I wanted to personify what the bridge means to people in Cornwall and Devon in my song.
The Tamar Bridge is not just a significant landmark, it is a very important link for all of us which connects Cornwall to Devon and to the rest of the UK.
I also wanted to show the importance of the bridge to young people. Many young people do not really think about Tamar Bridge– it is just a bridge which has been there since they were born. But it has not always been here, and we all need to appreciate the hard work that went into building it 60 years ago.
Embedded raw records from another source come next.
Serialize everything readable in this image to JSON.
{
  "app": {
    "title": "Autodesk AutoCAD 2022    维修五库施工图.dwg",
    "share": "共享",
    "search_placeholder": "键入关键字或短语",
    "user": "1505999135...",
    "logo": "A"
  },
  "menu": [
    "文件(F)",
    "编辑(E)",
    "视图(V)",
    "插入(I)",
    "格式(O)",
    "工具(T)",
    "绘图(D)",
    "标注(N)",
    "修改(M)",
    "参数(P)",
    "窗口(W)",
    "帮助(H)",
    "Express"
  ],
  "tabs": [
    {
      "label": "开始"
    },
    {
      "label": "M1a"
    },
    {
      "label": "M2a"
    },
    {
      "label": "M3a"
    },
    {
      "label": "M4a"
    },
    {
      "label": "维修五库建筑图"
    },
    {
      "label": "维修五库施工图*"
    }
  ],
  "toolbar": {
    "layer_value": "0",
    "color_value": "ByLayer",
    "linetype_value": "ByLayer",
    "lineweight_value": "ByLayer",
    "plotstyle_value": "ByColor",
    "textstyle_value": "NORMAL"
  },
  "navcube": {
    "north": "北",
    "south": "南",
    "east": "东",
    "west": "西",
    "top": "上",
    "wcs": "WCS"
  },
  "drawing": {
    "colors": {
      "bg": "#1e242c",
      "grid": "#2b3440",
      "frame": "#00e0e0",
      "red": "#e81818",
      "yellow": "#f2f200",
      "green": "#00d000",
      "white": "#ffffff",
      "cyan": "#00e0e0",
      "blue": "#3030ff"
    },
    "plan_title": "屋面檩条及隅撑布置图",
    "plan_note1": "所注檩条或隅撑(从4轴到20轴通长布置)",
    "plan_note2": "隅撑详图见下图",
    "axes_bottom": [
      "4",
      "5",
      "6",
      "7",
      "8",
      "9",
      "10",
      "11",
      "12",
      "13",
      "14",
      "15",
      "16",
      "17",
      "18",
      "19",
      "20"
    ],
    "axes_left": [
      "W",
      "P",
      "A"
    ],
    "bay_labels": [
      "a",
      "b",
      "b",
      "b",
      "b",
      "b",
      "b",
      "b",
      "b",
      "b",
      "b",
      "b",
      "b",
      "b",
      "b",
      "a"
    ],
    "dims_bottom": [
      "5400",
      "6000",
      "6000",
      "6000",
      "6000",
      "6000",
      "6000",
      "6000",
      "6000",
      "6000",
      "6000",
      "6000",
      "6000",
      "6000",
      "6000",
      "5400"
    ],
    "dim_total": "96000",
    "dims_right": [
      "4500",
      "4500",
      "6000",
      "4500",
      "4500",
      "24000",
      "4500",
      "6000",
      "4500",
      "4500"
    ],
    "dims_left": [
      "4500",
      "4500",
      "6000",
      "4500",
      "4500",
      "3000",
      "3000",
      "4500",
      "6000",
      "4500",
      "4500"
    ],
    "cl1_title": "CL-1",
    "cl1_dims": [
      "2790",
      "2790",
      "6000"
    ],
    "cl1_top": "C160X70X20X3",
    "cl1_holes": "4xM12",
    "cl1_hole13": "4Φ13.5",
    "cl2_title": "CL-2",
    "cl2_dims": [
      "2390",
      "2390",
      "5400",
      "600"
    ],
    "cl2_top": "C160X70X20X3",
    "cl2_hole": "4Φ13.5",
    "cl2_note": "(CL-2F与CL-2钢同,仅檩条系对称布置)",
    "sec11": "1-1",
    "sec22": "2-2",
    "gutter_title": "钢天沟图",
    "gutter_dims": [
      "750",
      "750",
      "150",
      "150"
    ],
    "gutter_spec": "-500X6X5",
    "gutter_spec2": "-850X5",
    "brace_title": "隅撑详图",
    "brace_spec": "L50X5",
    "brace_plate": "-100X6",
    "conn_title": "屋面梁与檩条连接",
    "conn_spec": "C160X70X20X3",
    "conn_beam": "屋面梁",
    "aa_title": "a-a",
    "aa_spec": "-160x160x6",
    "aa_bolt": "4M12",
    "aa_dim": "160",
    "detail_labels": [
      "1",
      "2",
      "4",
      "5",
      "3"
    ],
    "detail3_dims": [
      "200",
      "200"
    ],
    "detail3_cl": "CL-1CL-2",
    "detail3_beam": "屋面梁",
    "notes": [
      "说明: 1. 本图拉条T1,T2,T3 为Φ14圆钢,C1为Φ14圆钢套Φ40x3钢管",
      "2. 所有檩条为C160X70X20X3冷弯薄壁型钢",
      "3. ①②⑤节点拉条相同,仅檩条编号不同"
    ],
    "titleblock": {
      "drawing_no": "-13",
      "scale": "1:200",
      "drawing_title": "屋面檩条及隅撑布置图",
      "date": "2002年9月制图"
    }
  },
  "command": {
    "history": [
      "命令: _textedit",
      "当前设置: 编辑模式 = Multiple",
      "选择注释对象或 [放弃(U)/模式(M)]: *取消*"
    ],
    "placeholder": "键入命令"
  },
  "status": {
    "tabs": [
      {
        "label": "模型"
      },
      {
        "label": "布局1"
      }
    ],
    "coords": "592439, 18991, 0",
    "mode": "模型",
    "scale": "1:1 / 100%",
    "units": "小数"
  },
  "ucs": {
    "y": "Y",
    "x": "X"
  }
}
It was not always plain sailing and it is really important for us to listen to the personal stories of the people who were involved in its construction.
Andrew Putt was one of the four people who were chosen by ballot from more than 200 applications to climb to the top of the one of the towers on the bridge.
Explaining that this was something he had always wanted to do, Andrew said it was a once in a lifetime opportunity which he grasped with both hands.
It was much better than I thought it would be, It was a totally amazing experience which I will always remember.
Andrew was joined on his tower top climb, which was led by Tamar Crossings Engineering Manager Richard Cole, by Dy Taylor, Colin Leeds and Alan Matthew.